Message  Vanyel le 2010-03-30, 20:39

Mauléon ... maison... enfin. Après combien de temps rentrait-elle? trop à son goût. Lorsqu'elle avait eu l'autorisation de baisser l'étendard rose, elle n'avait pas laissé le temps au Coms de le dire deux fois. A peine ces mots étaient-ils prononcés qu'elle avait filé prévenir Russo, Zak et Aymeric. Ils auraient dû repartir aussitôt.. c'est ce qu'eux avaient fait... celle qui était restée derrière, c'était elle... Ça lui apprendrait à répondre aux questions pièges du genre " tu n'aurais pas des points d'institution indigo en stock, c'est la couleur commandée par le bailli ce jour, il en voudrait une vingtaine"...Livraison de parchemins parcourus par une encre indigo et faisant quelques calculs et autres remarques d'organisation...
Escale à Orthez ensuite pour y retrouver la vicomtesse et les 2 vicomtes qu'elle avait fait attendre... ils s'étaient préparés pour rentrer, Russo avait pris la carte de Vanyel pour s'assurer de ne pas rater la route, même s'il n'y avait pour l'instant qu'un chemin menant à Mauléon, départ donné tout allait bien ils seraient bientôt chez eux... ou pas. Le cheval de Russo s'en était mêlé en gobant la carte et l'obscurité aidant ils avaient fait... un joli tour en rond et retour à la case départ. Inutile de dire que cela l'avait hautement contrariée. Elle avait la désagréable impression qu'une sinistre force faisait tout son possible pour l'empêcher de retourner chez eux. Arriver à prendre 2 jours de retard sur un trajet qui, à la base, ne durait lui-même que 2 petits jours, c'était plus que certainement jouer de malchance... Pendant la phase de repréparation de leur trajet Orthez-Mauléon elle avait suggéré de remplacer la chasse au lynx à venir par une chasse à Murphy... au pire et à défaut il serait toujours possible de baptiser le lynx Murphy, histoire de passer un peu de sa frustration... L'adage "jamais deux sans trois" ne se vérifia bienheureusement pas. Il faut dire que pour le coup, chaque membre de leur petit groupe avait redoublé d'attention, tant pis si cela prenait alors un peu plus de temps pour s'assurer que le chemin était le bon, ce qui comptait au point où ils en étaient c'était plus d'arriver au bon endroit que la célérité avec laquelle leur but serait atteint. Enfin... arriver à Mauléon et le retrouver.

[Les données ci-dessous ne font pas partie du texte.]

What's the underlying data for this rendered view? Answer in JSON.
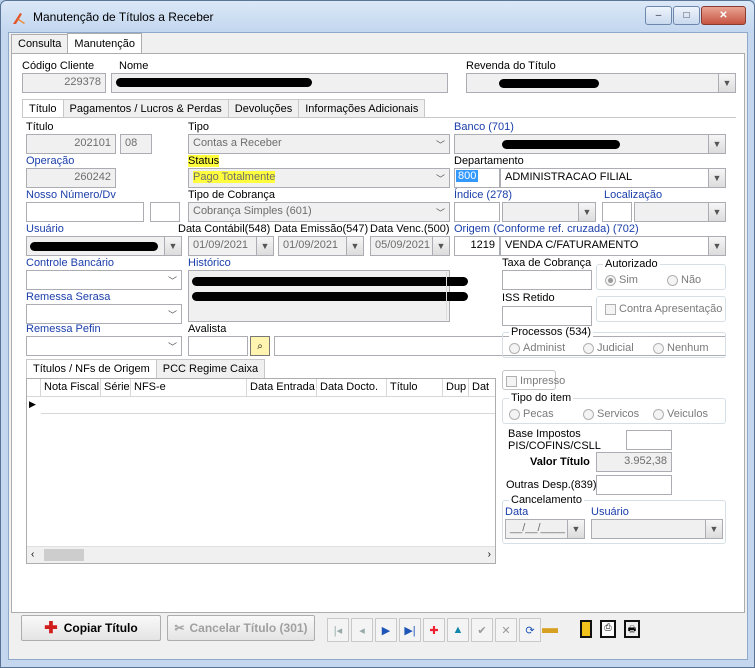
{
  "window": {
    "title": "Manutenção de Títulos a Receber",
    "min": "–",
    "max": "□",
    "close": "✕"
  },
  "main_tabs": [
    "Consulta",
    "Manutenção"
  ],
  "header": {
    "codigo_cliente_label": "Código Cliente",
    "codigo_cliente": "229378",
    "nome_label": "Nome",
    "revenda_label": "Revenda do Título"
  },
  "inner_tabs": [
    "Título",
    "Pagamentos / Lucros & Perdas",
    "Devoluções",
    "Informações Adicionais"
  ],
  "form": {
    "titulo_label": "Título",
    "titulo": "202101",
    "titulo_parcela": "08",
    "tipo_label": "Tipo",
    "tipo": "Contas a Receber",
    "banco_label": "Banco (701)",
    "operacao_label": "Operação",
    "operacao": "260242",
    "status_label": "Status",
    "status": "Pago Totalmente",
    "departamento_label": "Departamento",
    "departamento_code": "800",
    "departamento": "ADMINISTRACAO FILIAL",
    "nosso_numero_label": "Nosso Número/Dv",
    "tipo_cobranca_label": "Tipo de Cobrança",
    "tipo_cobranca": "Cobrança Simples (601)",
    "indice_label": "Índice (278)",
    "localizacao_label": "Localização",
    "usuario_label": "Usuário",
    "data_contabil_label": "Data Contábil(548)",
    "data_contabil": "01/09/2021",
    "data_emissao_label": "Data Emissão(547)",
    "data_emissao": "01/09/2021",
    "data_venc_label": "Data Venc.(500)",
    "data_venc": "05/09/2021",
    "origem_label": "Origem (Conforme ref. cruzada) (702)",
    "origem_code": "1219",
    "origem": "VENDA C/FATURAMENTO",
    "controle_bancario_label": "Controle Bancário",
    "historico_label": "Histórico",
    "taxa_cobranca_label": "Taxa de Cobrança",
    "autorizado_label": "Autorizado",
    "autorizado_sim": "Sim",
    "autorizado_nao": "Não",
    "remessa_serasa_label": "Remessa Serasa",
    "iss_retido_label": "ISS Retido",
    "contra_apresentacao": "Contra Apresentação",
    "remessa_pefin_label": "Remessa Pefin",
    "avalista_label": "Avalista",
    "processos_label": "Processos (534)",
    "proc_admin": "Administ",
    "proc_judicial": "Judicial",
    "proc_nenhum": "Nenhum",
    "impresso": "Impresso",
    "tipo_item_label": "Tipo do item",
    "item_pecas": "Pecas",
    "item_servicos": "Servicos",
    "item_veiculos": "Veiculos",
    "base_impostos_label_1": "Base Impostos",
    "base_impostos_label_2": "PIS/COFINS/CSLL",
    "valor_titulo_label": "Valor Título",
    "valor_titulo": "3.952,38",
    "outras_desp_label": "Outras Desp.(839)",
    "cancelamento_label": "Cancelamento",
    "cancel_data_label": "Data",
    "cancel_usuario_label": "Usuário",
    "cancel_data": "__/__/____"
  },
  "sub_tabs": [
    "Títulos / NFs de Origem",
    "PCC Regime Caixa"
  ],
  "grid_columns": [
    "Nota Fiscal",
    "Série",
    "NFS-e",
    "Data Entrada",
    "Data Docto.",
    "Título",
    "Dup",
    "Dat"
  ],
  "toolbar": {
    "copiar": "Copiar Título",
    "cancelar": "Cancelar Título (301)"
  },
  "colors": {
    "label_blue": "#1a3eaa",
    "highlight": "#ffff3e",
    "dept_selected": "#3399ff"
  }
}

Sa vie chez eux reprenait doucement, un peu chamboulée puisque la maisonnée s'était agrandie de filleule et nièce, mais cela la rendait simplement un peu plus vivante. Si elle le croisait parfois assez peu, accaparé qu'il était par la mairie, elle était au moins heureuse d'être à nouveau dans leur demeure et loin de la capitale et ses remparts. Les journées se passaient tranquillement, entre quelques rares lettres envoyées à quelque nouvel habitant rejoignant Mauléon et discussion le soir à la taverne municipale, où le sujet principal du moment était la préparation de la chasse au lynx. Il avait aussi été question de fruits et de fil en aiguille, elle en était arrivée quelque comment à vouloir faire de la confiture, mots qui avaient eu l'heur de faire briller les yeux de Varden, ce qui à son tour l'avait fait sourire.
Tandis que lui repartait à son bureau, elle était rentrée chez eux après avoir fait un tour au marché et était partie dans son antre... la cuisine. Entre temps, le soir était tombé et l'ombre s'étendait dehors. Elle fredonnait tout en découpant les fruits, les mettant à cuir sur feu doux, rajoutant du sucre, un peu de cannelle et d'eau... Il faudrait un moment avant que cela ne soit prêt et comme elle avait réussi à se retrouver avec les mains et les avant-bras acidulés certes mais aussi collant, elle s'assura que le feu était assez entretenu pour durer un petit moment en brûlant doucement, réajusta la hauteur de la crémaillère, mélangea encore une fois ce qui commençait à prendre des allures de futures tartines, referma le couvercle et surtout la porte derrière elle de façon à éviter tout incident malencontreux qu'un chat aurait pu engendrer et se dirigea vers la salle d'eau.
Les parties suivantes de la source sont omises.